A second wave could hit us, the world might have to go into another lockdown, more people start losing their jobs and hence cut back on spending...and stock markets could crash.

And now, markets have fallen once more due to fears of a second wave and coupled in part due to IMF's warnings over this disconnect. Could the markets go down further from here?

They might, or they might not.

My guess is as good as yours, so I'll keep sticking to my own rules - buy when valuations look cheap.

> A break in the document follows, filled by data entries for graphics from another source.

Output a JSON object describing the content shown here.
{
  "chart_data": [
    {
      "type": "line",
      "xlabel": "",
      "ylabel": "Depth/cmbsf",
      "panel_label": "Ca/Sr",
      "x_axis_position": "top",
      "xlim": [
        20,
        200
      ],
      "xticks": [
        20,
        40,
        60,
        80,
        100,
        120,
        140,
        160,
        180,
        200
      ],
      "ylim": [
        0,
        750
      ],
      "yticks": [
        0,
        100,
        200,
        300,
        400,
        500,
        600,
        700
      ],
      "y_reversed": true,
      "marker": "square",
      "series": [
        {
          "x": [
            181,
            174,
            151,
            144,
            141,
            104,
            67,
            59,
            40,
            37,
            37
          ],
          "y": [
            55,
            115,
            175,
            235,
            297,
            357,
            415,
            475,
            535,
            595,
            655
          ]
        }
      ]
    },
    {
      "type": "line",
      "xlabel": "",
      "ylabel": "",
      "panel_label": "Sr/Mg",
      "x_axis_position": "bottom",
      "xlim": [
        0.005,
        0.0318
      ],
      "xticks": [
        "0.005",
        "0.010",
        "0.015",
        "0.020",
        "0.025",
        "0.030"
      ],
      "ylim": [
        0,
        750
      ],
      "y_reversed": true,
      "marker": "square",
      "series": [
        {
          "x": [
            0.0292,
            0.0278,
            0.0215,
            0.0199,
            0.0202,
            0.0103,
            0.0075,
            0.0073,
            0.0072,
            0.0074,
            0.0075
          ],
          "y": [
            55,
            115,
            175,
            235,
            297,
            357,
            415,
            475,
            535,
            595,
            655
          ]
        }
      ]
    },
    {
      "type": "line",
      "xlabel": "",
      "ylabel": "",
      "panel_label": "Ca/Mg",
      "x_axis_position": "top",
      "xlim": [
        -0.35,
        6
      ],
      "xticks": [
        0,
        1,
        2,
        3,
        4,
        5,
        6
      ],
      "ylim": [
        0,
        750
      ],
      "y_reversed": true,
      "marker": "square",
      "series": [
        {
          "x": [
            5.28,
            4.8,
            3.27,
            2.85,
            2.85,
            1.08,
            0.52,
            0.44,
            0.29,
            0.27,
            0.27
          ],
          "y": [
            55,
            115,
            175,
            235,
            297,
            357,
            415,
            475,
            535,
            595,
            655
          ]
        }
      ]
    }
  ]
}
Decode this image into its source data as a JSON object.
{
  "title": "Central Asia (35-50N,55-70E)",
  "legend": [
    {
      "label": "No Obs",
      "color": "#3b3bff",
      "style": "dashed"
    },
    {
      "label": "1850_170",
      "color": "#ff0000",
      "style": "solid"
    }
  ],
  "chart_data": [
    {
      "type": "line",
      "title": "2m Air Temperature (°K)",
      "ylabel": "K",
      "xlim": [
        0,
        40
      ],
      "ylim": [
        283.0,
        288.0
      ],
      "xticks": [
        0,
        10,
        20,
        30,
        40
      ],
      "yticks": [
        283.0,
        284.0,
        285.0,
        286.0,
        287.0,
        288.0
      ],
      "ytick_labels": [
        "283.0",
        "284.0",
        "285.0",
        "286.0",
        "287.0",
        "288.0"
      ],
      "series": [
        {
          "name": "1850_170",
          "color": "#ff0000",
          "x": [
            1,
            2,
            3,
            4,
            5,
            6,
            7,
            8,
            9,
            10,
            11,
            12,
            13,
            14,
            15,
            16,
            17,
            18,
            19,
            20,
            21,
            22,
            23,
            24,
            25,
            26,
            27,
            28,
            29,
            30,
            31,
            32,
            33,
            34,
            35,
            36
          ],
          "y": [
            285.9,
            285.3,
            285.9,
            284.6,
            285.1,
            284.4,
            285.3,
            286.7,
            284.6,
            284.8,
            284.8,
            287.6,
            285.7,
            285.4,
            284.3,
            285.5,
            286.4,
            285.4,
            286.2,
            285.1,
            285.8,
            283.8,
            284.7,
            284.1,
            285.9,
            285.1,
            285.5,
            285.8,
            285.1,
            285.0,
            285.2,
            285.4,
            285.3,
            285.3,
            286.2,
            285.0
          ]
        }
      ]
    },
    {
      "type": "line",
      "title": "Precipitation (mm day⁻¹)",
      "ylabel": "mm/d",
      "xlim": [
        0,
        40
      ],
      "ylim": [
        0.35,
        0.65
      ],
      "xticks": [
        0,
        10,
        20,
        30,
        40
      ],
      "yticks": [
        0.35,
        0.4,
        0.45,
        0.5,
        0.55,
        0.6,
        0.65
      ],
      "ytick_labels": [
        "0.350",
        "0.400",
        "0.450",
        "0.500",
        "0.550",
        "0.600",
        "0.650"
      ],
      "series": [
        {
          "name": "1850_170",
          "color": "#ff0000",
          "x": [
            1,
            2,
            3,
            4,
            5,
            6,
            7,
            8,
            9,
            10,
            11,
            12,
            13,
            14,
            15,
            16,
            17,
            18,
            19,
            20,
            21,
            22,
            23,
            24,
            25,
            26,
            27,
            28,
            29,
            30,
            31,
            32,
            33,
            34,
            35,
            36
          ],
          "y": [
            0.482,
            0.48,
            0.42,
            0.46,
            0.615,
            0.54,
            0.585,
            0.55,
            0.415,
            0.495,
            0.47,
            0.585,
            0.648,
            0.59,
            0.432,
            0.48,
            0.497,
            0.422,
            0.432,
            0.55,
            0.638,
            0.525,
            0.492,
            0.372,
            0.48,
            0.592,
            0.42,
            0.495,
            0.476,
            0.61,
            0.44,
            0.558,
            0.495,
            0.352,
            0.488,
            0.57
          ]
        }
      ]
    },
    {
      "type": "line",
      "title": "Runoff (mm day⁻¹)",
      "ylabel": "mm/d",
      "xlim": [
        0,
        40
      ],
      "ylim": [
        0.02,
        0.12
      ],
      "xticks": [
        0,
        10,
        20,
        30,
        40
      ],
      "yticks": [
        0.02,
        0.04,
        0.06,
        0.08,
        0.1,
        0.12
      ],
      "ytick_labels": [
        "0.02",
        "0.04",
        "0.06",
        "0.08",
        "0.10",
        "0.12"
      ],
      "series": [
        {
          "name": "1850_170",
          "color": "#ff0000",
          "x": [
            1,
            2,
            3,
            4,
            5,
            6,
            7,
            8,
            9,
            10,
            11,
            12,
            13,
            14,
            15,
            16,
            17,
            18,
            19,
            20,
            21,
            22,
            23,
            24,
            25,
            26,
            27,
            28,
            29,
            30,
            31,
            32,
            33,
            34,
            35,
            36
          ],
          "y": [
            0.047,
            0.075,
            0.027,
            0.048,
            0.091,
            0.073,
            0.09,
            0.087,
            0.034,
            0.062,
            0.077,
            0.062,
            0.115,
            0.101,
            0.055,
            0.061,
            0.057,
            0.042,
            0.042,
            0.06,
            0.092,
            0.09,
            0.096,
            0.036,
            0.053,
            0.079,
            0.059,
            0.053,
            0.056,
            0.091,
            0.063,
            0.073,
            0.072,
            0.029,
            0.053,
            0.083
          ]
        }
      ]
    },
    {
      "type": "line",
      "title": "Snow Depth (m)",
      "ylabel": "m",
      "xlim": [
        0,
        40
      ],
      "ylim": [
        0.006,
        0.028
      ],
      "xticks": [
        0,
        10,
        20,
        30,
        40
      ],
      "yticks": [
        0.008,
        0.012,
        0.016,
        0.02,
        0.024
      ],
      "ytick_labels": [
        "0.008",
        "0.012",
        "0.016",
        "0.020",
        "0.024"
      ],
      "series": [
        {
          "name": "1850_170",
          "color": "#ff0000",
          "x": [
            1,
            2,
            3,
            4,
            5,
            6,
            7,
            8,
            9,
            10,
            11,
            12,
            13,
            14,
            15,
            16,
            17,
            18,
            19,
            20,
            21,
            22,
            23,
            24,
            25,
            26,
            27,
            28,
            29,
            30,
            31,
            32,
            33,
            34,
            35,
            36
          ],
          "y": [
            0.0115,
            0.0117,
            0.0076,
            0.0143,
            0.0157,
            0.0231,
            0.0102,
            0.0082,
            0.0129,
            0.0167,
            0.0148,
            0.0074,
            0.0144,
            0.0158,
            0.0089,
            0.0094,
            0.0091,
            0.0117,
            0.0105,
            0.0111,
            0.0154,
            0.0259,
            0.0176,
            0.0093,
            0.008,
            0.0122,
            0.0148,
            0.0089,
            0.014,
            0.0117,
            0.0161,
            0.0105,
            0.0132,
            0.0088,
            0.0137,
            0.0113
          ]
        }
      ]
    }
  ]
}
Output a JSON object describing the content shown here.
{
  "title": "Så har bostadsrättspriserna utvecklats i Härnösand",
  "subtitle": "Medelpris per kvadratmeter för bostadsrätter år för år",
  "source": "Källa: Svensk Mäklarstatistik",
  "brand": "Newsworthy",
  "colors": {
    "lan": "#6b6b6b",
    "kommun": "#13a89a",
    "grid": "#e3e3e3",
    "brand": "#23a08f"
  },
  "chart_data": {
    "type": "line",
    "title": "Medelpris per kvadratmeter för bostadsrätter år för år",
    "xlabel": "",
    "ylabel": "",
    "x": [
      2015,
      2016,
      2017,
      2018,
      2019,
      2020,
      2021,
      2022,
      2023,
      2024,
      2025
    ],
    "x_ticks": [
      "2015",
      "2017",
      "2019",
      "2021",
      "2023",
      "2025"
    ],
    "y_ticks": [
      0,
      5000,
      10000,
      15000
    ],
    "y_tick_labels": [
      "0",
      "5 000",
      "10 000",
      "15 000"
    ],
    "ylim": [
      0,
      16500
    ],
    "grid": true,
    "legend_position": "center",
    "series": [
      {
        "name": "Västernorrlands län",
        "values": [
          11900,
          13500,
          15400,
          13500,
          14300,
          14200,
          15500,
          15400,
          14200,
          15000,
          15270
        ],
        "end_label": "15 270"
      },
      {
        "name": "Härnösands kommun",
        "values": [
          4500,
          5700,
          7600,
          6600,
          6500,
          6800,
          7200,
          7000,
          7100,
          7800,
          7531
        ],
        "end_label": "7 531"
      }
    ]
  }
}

What should investors do from here?

Perhaps the recent red could signal the start of a prolonged crash (like what happened during the Great Depression), or we could get lucky and a vaccine is found sooner than expected...and then we continue our bull run.

Take care of your downside, and the upside will take care of itself.

Before you invest, make sure you have already gotten yourself protected with insurance and a solid emergency fund. That way, even if your boss were to fire you tomorrow because business got worse, you don't have to draw down from your stock market investments to pay for your bills, and still have excess left to invest.

While I personally think you most definitely should invest in the markets now, the big questions are (i) how much, (ii) in which stocks and (iii) how long to hold? And an answer that only you can answer for yourself. If you're curious about which stocks I'm buying, you can always get access to my Patreon here.

There's no need to panic if your end-goal is to invest for retirement. We still have a long runway to go, and I'm confident that stocks will be at new highs 10, 20, 30 years from now.

But if you're trying to time the market, then I wouldn't be surprised if you're thinking of taking profits now. The question then is when are you going to go back in next, and if you'll be able to put your anchoring bias aside.

As for myself, I know that I don't have a crystal ball on the market, so I'll just continue to invest in stocks that I feel at trading at cheap valuations. 

Since the Great Financial Crisis took 3 years to play out, and the 1918 Spanish flu took a whole year for the world to recover from, I expect that our problems aren't going to go away anytime soon for least until a vaccine is found.